Das sah auch Benjamin Netanjahu so, er machte dem Auswärtigen Amt deutlich, dass ein Treffen mit Breaking the Silence und B’Tselem für ihn eine rote Linie darstellte – wie sein Büro später erklärte: „Die Politik von Premierminister Netanyahu ist es nicht, Besucher zu treffen, die auf diplomatischen Reisen nach Israel Gruppen treffen, die Soldaten der Israelischen Verteidigungsstreitkräfte als Kriegsverbrecher verleumden.“ Das Büro des israelischen Premiers setzte die Deutschen darüber in Kenntnis, dass er im Falle eines Treffens Gabriels mit einer der beiden Gruppierungen, sein Treffen mit dem Bundesaußenminister absagen würde.

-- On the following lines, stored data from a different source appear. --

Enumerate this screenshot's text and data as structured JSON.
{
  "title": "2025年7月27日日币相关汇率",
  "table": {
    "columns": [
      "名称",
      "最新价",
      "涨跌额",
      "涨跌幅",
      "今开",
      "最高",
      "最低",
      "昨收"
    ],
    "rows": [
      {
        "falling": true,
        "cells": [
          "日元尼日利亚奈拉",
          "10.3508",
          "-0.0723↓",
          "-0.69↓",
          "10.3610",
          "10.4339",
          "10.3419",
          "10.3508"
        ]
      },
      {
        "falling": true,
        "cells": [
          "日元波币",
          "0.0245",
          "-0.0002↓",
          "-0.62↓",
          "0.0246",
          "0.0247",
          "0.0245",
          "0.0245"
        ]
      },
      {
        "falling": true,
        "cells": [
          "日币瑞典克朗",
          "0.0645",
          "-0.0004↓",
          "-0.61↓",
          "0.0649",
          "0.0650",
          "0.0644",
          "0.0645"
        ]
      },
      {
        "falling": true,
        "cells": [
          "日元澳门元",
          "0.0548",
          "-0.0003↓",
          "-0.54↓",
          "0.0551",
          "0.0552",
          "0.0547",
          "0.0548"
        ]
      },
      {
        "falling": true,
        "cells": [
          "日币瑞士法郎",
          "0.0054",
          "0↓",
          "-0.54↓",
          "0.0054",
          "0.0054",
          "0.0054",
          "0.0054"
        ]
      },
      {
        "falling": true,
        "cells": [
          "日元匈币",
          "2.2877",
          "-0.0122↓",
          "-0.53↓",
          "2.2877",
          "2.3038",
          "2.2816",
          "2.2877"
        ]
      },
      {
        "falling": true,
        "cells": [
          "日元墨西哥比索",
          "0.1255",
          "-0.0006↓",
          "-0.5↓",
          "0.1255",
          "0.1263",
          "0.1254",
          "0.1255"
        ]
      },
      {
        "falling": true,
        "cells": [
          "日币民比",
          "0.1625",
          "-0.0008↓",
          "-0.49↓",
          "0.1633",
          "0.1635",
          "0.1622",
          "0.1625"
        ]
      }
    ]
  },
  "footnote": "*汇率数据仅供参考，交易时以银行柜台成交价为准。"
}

Gabriel blieb bei der Linie, die schon zuvor sein Botschafter vertreten hatte, ließ sich nicht reinreden und überschritt die Linie bewusst. Netanjahu sagte daraufhin das Treffen ab. Die der Regierungsnähe völlig unverdächtige israelische Zeitung Haaretz berichtete, dass Benjamin Netanjahu noch versuchte, mit Gabriel persönlich zu telefonieren, um ihm die Beweggründe zu erläutern, dass dieser aber das Telefonat nicht annahm. Dieser Umstand wurde auf direkte Nachfrage von Volker Beck im Bundestag von der Bundesregierung weder dementiert, noch bestätigt.

Gewollter Eklat?

Die deutschen und israelischen Medien überschlagen sich – alle reden von einem Eklat, aber die Schuldfrage wird unterschiedlich bewertet. Gabriel erhielt erwartungsgemäß Rückendeckung von einigen linken Blättern, allen voran von der Süddeutschen Zeitung, die mit Abstand am reißerischsten berichtete. So titelte Peter Münch „Wladimir, Tayyip Netanjahu“, doch in dieser Liga spielen natürlich weder er, noch sein Land, wenngleich das Auswärtige Amt ihn so behandelte, schließlich stehen Treffen mit Nichtregierungsorganisationen gegen den Willen des Gastgeberlandes sonst nur in autokratischen, diktatorisch geführten Ländern auf dem Programm (und dort völlig zurecht) – die gleiche Behandlungsweise dem demokratischen Staat Israel zukommen zu lassen, kommt einer diplomatischen Beleidigung epischen Ausmaßes gleich. Doch auch Der Spiegel und die Taz stärkten Gabriel, Alan Posener in der Welt und Alexander Will in der Regionalzeitung NWZ, sowie Dror Ben Yemini im Cicero sahen den Auftritt des Bundesaußenministers hingegen kritisch.

Bilaterale Beziehungen im Wahlkampf

Politisch betrachtet macht der Schritt für Sigmar Gabriel eine Menge Sinn: So orientiert sich ja die SPD im Wahlkampf momentan klar in Richtung R2G – rot-rot-grün, und da kommt man mit israelkritischen Haltungen gut an. Noch dazu hat der gerade aktuell erschienene Antisemitismus-Bericht der Expertenkommission des Deutschen Bundestags aufgezeigt, dass ca. 40% der deutschen Bevölkerung stark israelkritische, bis ins Antisemitische hineinbordende Haltungen hegen – ist das das neue Wählerpotential, das man erschließen will? Ein Schelm, wer Böses dabei denkt. Man zog sowohl in Israel, als auch in Deutschland den Schluss, dass sich Sigmar Gabriel aus innenpolitischen, wahlkampftaktischen Gründen so verhalten hat. Warum aber sowohl Thomas De Maiziere, als auch Dr. Angela Merkel, dem SPD-Mann dabei öffentlich den Rücken gestärkt haben, bleibt ein Geheimnis, das sich dem Autor dieser Zeilen nicht erschließt. Die CDU scheint sich nicht einig im Umgang mit der Sache zu sein, anders als die Bundeskanzlerin und ihr Innenminister positionieren sich z.B. MdB Gitta Connemann, die sich sehr früh mäßigend und kritisch geäußert hatte: „Ich hätte mir mehr Fingerspitzengefühl gewünscht“ und MdB Klaus Brähmig in einem deutlichen Facebook-Post.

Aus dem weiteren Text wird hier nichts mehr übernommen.